For Le Reve, preparing the scores in Logic worked perfectly, as per Benoit's suggestion. The reason for this is that it allowed us to work much faster to adapt to a rapidly evolving production, and we needed to be able to get scores out to the musicians quickly. The fine detail the we could achieve using a dedicated music notation software would be lost on the musicians in this case. On a production show such as Le Reve, much of the music is memorized by the time the show opens, so the musicians rarely reference the printed page. Also, bringing in substitute musicians happens quite rarely, as opposed to on Broadway, where as much as half of the orchestra could be comprised of subs at any given performance.
In summary, would say that using your DAW as your primary music notation software would not yield the best possible results, but in specific situations such as the one at Le Reve, it could be quite useful.
Finale Music Notation Software (by makemusic)
Finale, the music notation software from the company makemusic, has long been recognized as the industry standard for music notation. It has nearly every option imaginable for customization along with a dedicated and loyal user base. It's also the industry standard on Broadway and many other high level professional situations. The results are beautiful and the software is highly customizable. But it's not without its issues.
Many projects begin with the question "Which version of Finale are you on?". Unfortunately, Finale files aren't always backwards compatible, thus making collaboration strained sometimes as files created in newer versions of Finale can't necessarily be opened on older versions.
Finale is general thought to have a much steeper learning curve than other platforms as well as a much steeper price. So while still being one of the best music notation software products on the market, the barrier to entry can be quite high for many. While the possibilities with the software are endless as well as there being an extensive support community, for all but those using their notation software in high end professional environments, Finale might be a bit overwhelming. That said, for those who have the budget as well as the time to learn it, Finale is an incredibly powerful option.
Finale Music Notation Software is available from Amazon:
Sibelius Music Notation Software by Avid (by Avid)
Sibelius has now been around long enough that it's also become an industry standard, though not as deeply entrenched as Finale. One of the most attractive features of Sibelius is that it's designed with a very user friendly interface, and it's much easier for the user to get up and running creating beautiful scores very quickly. The pricing is a bit more attractive than Finale, making it more affordable. With a lower price point and ease of use, what's not to like?

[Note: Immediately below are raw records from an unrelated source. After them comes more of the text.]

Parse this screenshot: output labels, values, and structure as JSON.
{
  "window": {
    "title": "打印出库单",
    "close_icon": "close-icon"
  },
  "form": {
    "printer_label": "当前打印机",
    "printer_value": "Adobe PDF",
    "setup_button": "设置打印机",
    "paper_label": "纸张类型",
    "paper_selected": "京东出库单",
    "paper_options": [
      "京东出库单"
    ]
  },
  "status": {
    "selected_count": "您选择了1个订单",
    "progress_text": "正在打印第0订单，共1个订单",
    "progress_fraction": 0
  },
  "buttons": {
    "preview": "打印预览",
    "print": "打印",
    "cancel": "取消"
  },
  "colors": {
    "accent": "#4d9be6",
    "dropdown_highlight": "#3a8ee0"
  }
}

The downside of Sibelius is that it's not as widely used as Finale. While many in the industry use Sibelius in the UK, Australia, and elsewhere, Finale is still the standard in the United States. On Broadway, Finale has a firm hold and I've yet to see any copyist using Sibelius unless they're working on a show that's being orchestrated by someone from abroad who is a Sibelius user. Even then, they'll usually convert the Sibelius files over to Finale and will work from there.

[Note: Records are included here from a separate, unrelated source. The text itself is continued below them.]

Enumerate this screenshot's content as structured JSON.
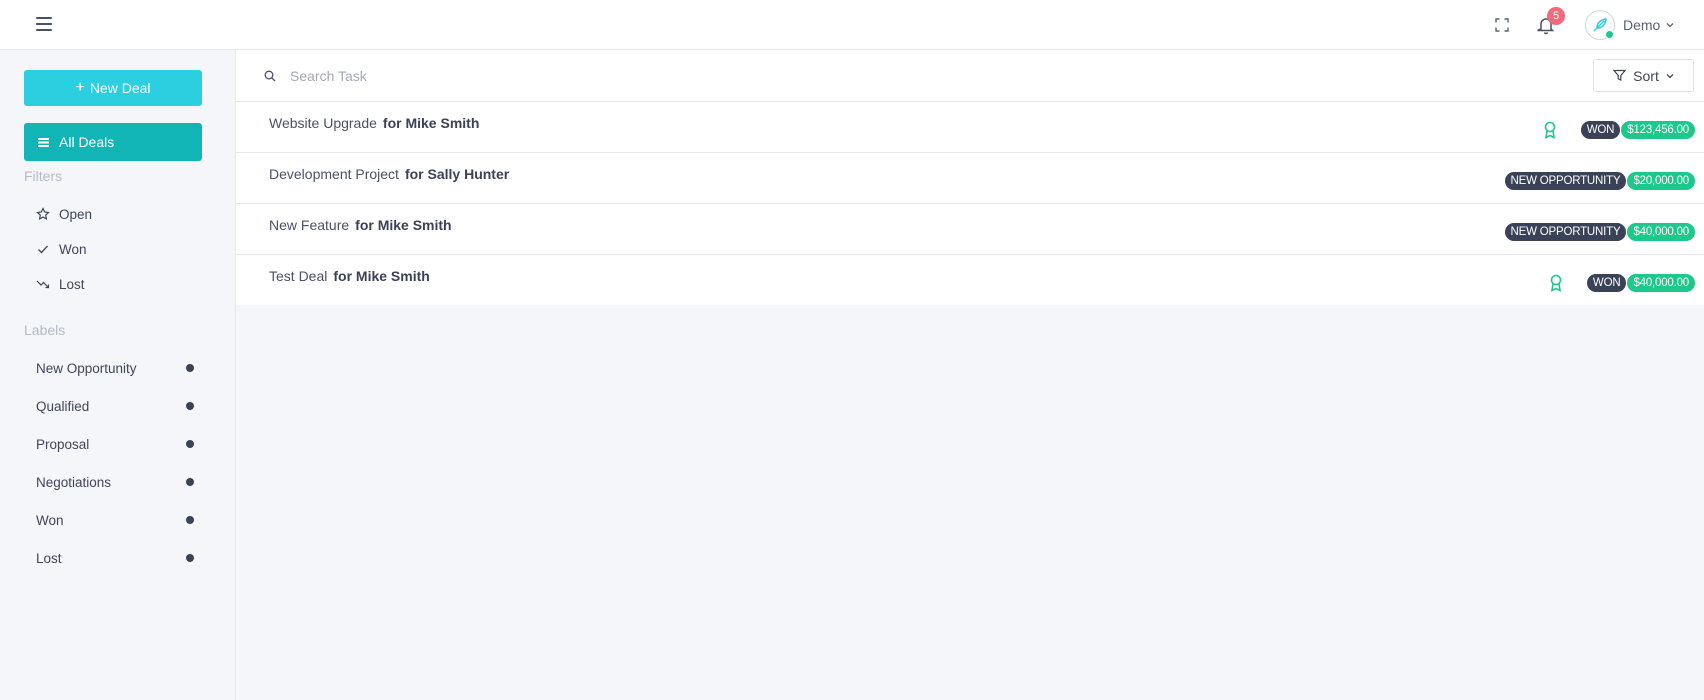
{
  "header": {
    "notification_count": "5",
    "user_name": "Demo"
  },
  "sidebar": {
    "new_deal_label": "New Deal",
    "all_deals_label": "All Deals",
    "filters_title": "Filters",
    "filters": [
      {
        "label": "Open",
        "icon": "star-icon"
      },
      {
        "label": "Won",
        "icon": "check-icon"
      },
      {
        "label": "Lost",
        "icon": "trending-down-icon"
      }
    ],
    "labels_title": "Labels",
    "labels": [
      {
        "label": "New Opportunity"
      },
      {
        "label": "Qualified"
      },
      {
        "label": "Proposal"
      },
      {
        "label": "Negotiations"
      },
      {
        "label": "Won"
      },
      {
        "label": "Lost"
      }
    ]
  },
  "search": {
    "placeholder": "Search Task",
    "value": ""
  },
  "sort": {
    "label": "Sort"
  },
  "deals": [
    {
      "title": "Website Upgrade",
      "for": "for Mike Smith",
      "stage": "WON",
      "amount": "$123,456.00",
      "won": true
    },
    {
      "title": "Development Project",
      "for": "for Sally Hunter",
      "stage": "NEW OPPORTUNITY",
      "amount": "$20,000.00",
      "won": false
    },
    {
      "title": "New Feature",
      "for": "for Mike Smith",
      "stage": "NEW OPPORTUNITY",
      "amount": "$40,000.00",
      "won": false
    },
    {
      "title": "Test Deal",
      "for": "for Mike Smith",
      "stage": "WON",
      "amount": "$40,000.00",
      "won": true
    }
  ],
  "colors": {
    "primary_button": "#2ccfe0",
    "active_nav": "#12b5b5",
    "won_amount": "#1cc88a",
    "stage_tag": "#3a4257",
    "badge": "#f06c7c"
  }
}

As someone who moved from Finale to Sibelius, I find the user interface in Sibelius to be much easier to manage. I can get my scores looking beautiful much quicker and more easily in Sibelius than in Finale. And from a composer's perspective, I find that Sibelius offers a rather intuitive interface which lends itself to composing directly into the software itself.
I've been told by many Finale users that Sibelius offers far fewer customization options than Finale, and that there are some obscure features necessary for the workflow of a Broadway production which simply work much better in Finale. For the average user, this shouldn't be a deciding factor unless the user intends to use the software as a copyist or arranger on Broadway.
Sibelius Music Notation Software is available from Amazon:
Which Music Notation Software is Best for Me?
It all depends. If you need a clean workflow which interfaces seamlessly with your DAW and you don't need to customize the look or layout of your score too much, you'll be perfectly fine using the scoring features of your DAW. If you're planning to do work on Broadway and/or you want to be able to tweak every little element of your score, you should definitely go with Finale. If you're in search of music notation software which delivers a beautiful looking score without too much fuss, Sibelius is your answer.